In response to those comments, more influencers explained what exactly their issues were with his initial post.
Taylor Nicole Dean said, “ur tweet spread bAD info about anxiety bc it can stop people from getting help when it’s needed thinking they can just walk it off and chill :/ it was also a lil insulting to those who deal with it.”
ur tweet spread bAD info about anxiety bc it can stop people from getting help when it’s needed thinking they can just walk it off and chill :/ it was also a lil insulting to those who deal with it. those “clowning” r the ones providing good info. Just say my bad n move on 😭— taylor nicole dean (@taylorndean) February 18, 2020
Sky Williams responded by telling Paul his tweet was dangerous to his young audience. “Anxiety is bad enough as it is, but now you’re trying to make it seem like its our fault that we feel anxious. it’s just so invalidating and shortsighted. You should delete it.”

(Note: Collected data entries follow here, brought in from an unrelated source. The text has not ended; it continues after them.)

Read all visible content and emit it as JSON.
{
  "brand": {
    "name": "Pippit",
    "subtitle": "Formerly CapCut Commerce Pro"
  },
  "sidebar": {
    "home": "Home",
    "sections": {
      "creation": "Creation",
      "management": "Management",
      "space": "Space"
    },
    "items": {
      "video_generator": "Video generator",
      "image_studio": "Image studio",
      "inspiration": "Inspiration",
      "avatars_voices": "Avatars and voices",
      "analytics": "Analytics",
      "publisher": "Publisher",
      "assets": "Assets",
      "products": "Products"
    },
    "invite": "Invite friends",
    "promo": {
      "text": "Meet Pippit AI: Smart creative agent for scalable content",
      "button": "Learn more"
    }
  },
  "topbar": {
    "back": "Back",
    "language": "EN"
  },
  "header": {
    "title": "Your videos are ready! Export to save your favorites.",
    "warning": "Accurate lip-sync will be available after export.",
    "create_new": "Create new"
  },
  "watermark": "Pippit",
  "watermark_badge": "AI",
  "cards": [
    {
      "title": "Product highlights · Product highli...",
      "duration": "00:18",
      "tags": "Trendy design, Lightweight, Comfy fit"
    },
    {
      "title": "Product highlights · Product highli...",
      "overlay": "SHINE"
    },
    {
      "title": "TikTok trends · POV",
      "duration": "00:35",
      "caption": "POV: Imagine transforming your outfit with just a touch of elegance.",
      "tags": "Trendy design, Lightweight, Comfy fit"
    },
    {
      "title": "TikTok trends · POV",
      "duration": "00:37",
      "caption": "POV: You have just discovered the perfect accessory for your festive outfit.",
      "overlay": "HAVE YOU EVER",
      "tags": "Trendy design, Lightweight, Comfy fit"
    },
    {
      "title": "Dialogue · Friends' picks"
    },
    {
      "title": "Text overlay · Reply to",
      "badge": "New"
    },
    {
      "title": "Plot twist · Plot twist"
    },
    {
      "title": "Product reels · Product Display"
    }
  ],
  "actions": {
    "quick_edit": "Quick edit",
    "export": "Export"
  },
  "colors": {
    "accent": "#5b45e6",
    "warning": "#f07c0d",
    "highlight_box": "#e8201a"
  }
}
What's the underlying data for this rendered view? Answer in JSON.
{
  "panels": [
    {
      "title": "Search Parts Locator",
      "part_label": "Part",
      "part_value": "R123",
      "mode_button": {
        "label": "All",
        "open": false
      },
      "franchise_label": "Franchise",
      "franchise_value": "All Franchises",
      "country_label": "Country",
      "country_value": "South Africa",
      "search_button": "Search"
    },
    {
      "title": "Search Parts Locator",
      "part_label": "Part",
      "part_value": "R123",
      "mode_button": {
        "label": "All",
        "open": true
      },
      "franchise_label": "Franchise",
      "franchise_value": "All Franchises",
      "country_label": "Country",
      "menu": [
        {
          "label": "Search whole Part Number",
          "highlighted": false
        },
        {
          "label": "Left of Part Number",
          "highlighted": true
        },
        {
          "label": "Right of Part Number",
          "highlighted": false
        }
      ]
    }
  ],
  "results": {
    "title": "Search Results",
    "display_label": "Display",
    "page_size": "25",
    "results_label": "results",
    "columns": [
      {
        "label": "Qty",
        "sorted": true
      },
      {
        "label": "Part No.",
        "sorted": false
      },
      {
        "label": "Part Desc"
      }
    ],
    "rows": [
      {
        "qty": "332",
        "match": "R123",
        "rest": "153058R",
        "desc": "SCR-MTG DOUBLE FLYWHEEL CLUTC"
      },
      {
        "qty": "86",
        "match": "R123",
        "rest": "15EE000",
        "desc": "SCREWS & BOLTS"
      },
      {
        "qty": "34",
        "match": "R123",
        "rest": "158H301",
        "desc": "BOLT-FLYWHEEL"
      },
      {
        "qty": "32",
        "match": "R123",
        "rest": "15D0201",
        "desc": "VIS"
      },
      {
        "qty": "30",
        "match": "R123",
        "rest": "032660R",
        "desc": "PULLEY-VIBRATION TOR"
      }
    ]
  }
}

nobody is ‘clowning’ on your tweet— ♡♪!? (@SkyWilliams) February 18, 2020
your tweet is dangerous to your young impressionable audience. anxiety is bad enough as it is, but now you’re trying to make it seem like its our fault that we feel anxious.
it’s just so invalidating and shortsighted.
You should delete it.
Paul eventually deleted his initial post as well as his follow up tweet, but left up think link he shared about coping with anxiety.
Some Defend Paul
Despite the widespread backlash against Paul, many felt that his tweet was well-intentioned and could be helpful advice for some.
Honestly it wasn’t amazingly said but if you have a brain you could clearly see that he wasn’t saying it with bad intentions at all. I mean after all at least he is trying to help people. Everyone just needs something to hate on.— Zak (@ZakHoule) February 18, 2020
i think it should be noted that he is not saying this is a cure for anxiety. what he is doing is sharing a couple of things that help him cope with some of his own anxieties. this doesnt mean it will work for everyone nor is he arguing that.— andrea. (@Drey_Faris23) February 18, 2020
Others argued that he shouldn’t be attacked for trying to share advice that has helped him. Instead, those who took issue with his phrasing or message should use this as an opportunity to educate.